I was skeptical about even reviewing this course, since secular treatments of history generally leave much to be desired. But I have to say that The Teaching Company has done a terrific job with this course. "SuperStar" teacher Lin Thompson is also an actor, so he dresses in costume and takes on various historical characters to walk us through a survey of world history.
This is not a complete course. There are either six videotapes or six DVDs with a total of 30 lessons, each of which is 30 minutes in length. This should work out to about one lesson per week, and it should be used as a supplement to your study of world history. It might be more frequent if you are completing all of world history in one year since this course only goes up to the American Revolution, leaving some of your book study unaccompanied by anything from this course. Of course, if you want to spread world history out over two years, then the videos can be used once per week or less.

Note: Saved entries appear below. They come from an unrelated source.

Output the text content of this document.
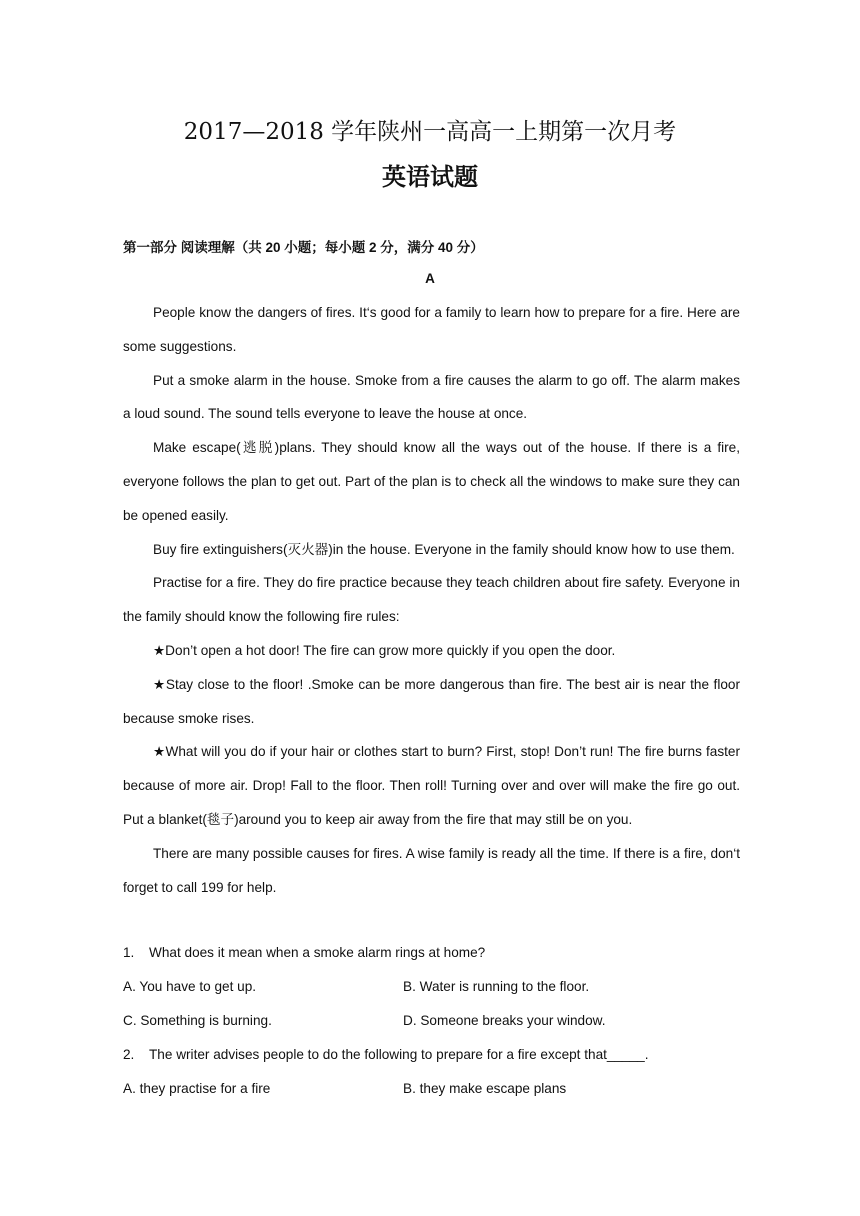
2017—2018 学年陕州一高高一上期第一次月考
英语试题
第一部分 阅读理解（共 20 小题；每小题 2 分，满分 40 分）
A

People know the dangers of fires. It‘s good for a family to learn how to prepare for a fire. Here are some suggestions.

Put a smoke alarm in the house. Smoke from a fire causes the alarm to go off. The alarm makes a loud sound. The sound tells everyone to leave the house at once.

Make escape(逃脱)plans. They should know all the ways out of the house. If there is a fire, everyone follows the plan to get out. Part of the plan is to check all the windows to make sure they can be opened easily.

Buy fire extinguishers(灭火器)in the house. Everyone in the family should know how to use them.

Practise for a fire. They do fire practice because they teach children about fire safety. Everyone in the family should know the following fire rules:

★Don’t open a hot door! The fire can grow more quickly if you open the door.

★Stay close to the floor! .Smoke can be more dangerous than fire. The best air is near the floor because smoke rises.

★What will you do if your hair or clothes start to burn? First, stop! Don’t run! The fire burns faster because of more air. Drop! Fall to the floor. Then roll! Turning over and over will make the fire go out. Put a blanket(毯子)around you to keep air away from the fire that may still be on you.

There are many possible causes for fires. A wise family is ready all the time. If there is a fire, don‘t forget to call 199 for help.

1. What does it mean when a smoke alarm rings at home?
A. You have to get up.	B. Water is running to the floor.
C. Something is burning.	D. Someone breaks your window.
2. The writer advises people to do the following to prepare for a fire except that_____.
A. they practise for a fire	B. they make escape plans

Surprisingly, religion plays a prominent role throughout this series. The perspective is non-judgmental, but the presentation of Christianity seems quite accurate, albeit with a slant toward Protestantism. It even has Martin Luther explaining salvation by faith rather than works. Still, Zoroaster and other religious leaders along with their teachings are presented in such a way that disciples of those belief systems would be unlikely to feel challenged.

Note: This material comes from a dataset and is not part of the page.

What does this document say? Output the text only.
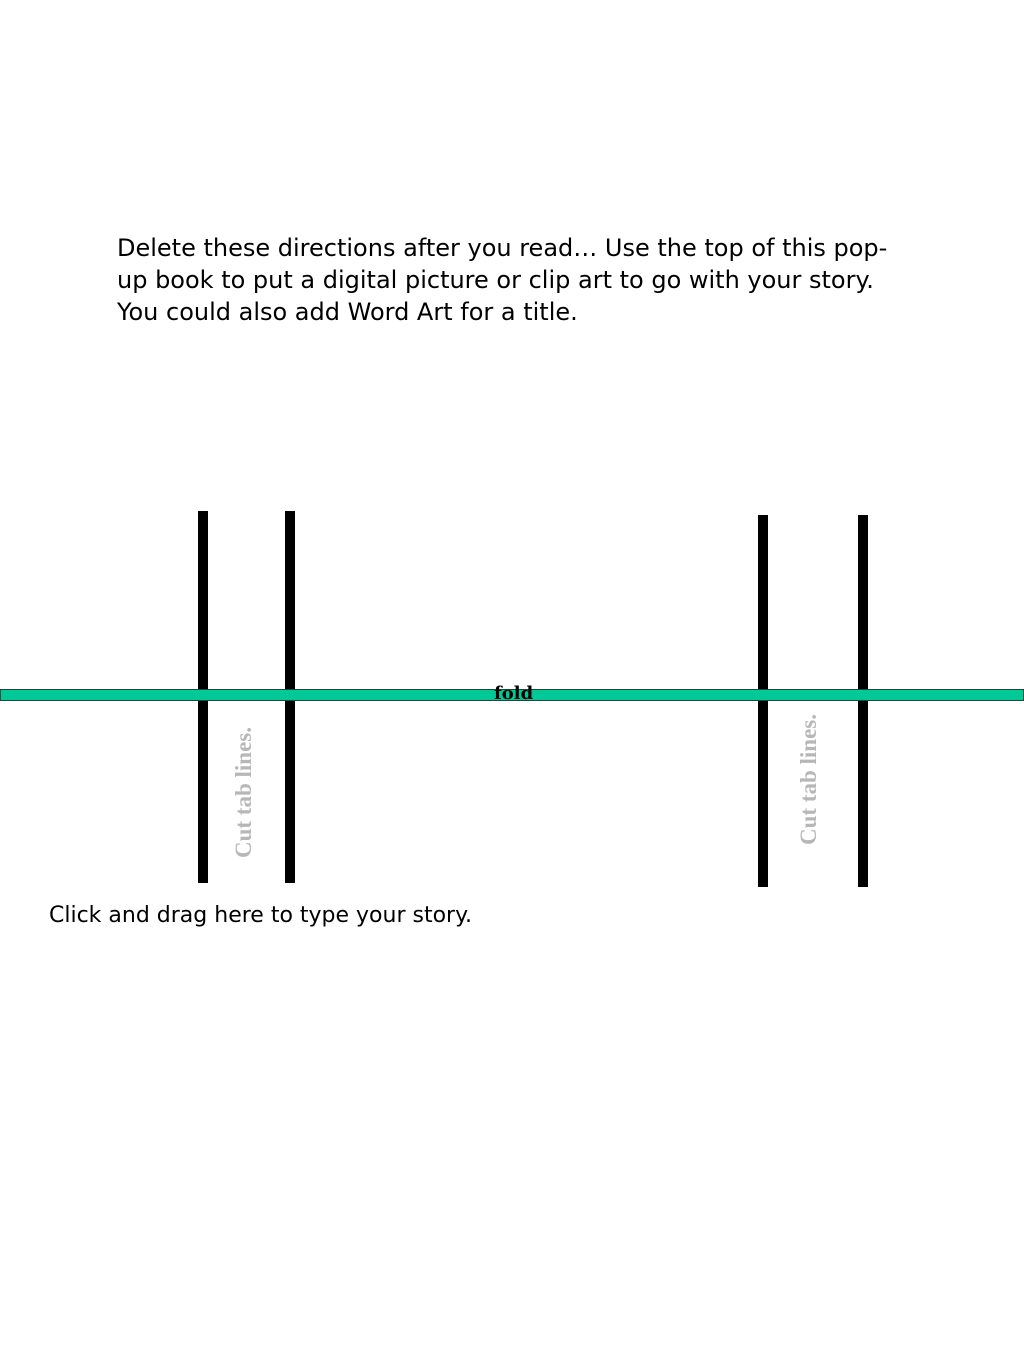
Delete these directions after you read… Use the top of this pop-up book to put a digital picture or clip art to go with your story. You could also add Word Art for a title.

fold
Cut tab lines.	Cut tab lines.

Click and drag here to type your story.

The lessons tackle broad historical periods such as early Egypt, Ancient Rome, Chinese dynasties, and the Protestant Reformation. In the amount of time available, Thompson often focuses on a single character giving us a sort of "slice of life" view of the time period. Still, he does an excellent job of tying together major events in story format. In fact, the appeal of this course lies in the fact that Thompson tells stories rather than just lecturing.
Two booklets contain outlines for all of the lessons. They also present two essay questions per lesson. However, the essay questions are identical to those found in the accompanying Study Workbook for the course. The Study Workbook has ten "comprehensive"questions plus the two essay questions. Generally, the comprehensive questions ask who, what, where, why, and how type questions that require more than a simple answer. The essay questions sometimes require fairly significant research. For example, one question asks, "What was the new teaching of Luther, and how did it differ from the Catholic Church?" Frequently, there is little difference between the two types of questions, so you might use some for written assignments and others for oral discussion. Suggested answers and key points to look for in those answers are in the last half of the Study Workbook. This book is not reproducible and we need to purchase a separate book for each student.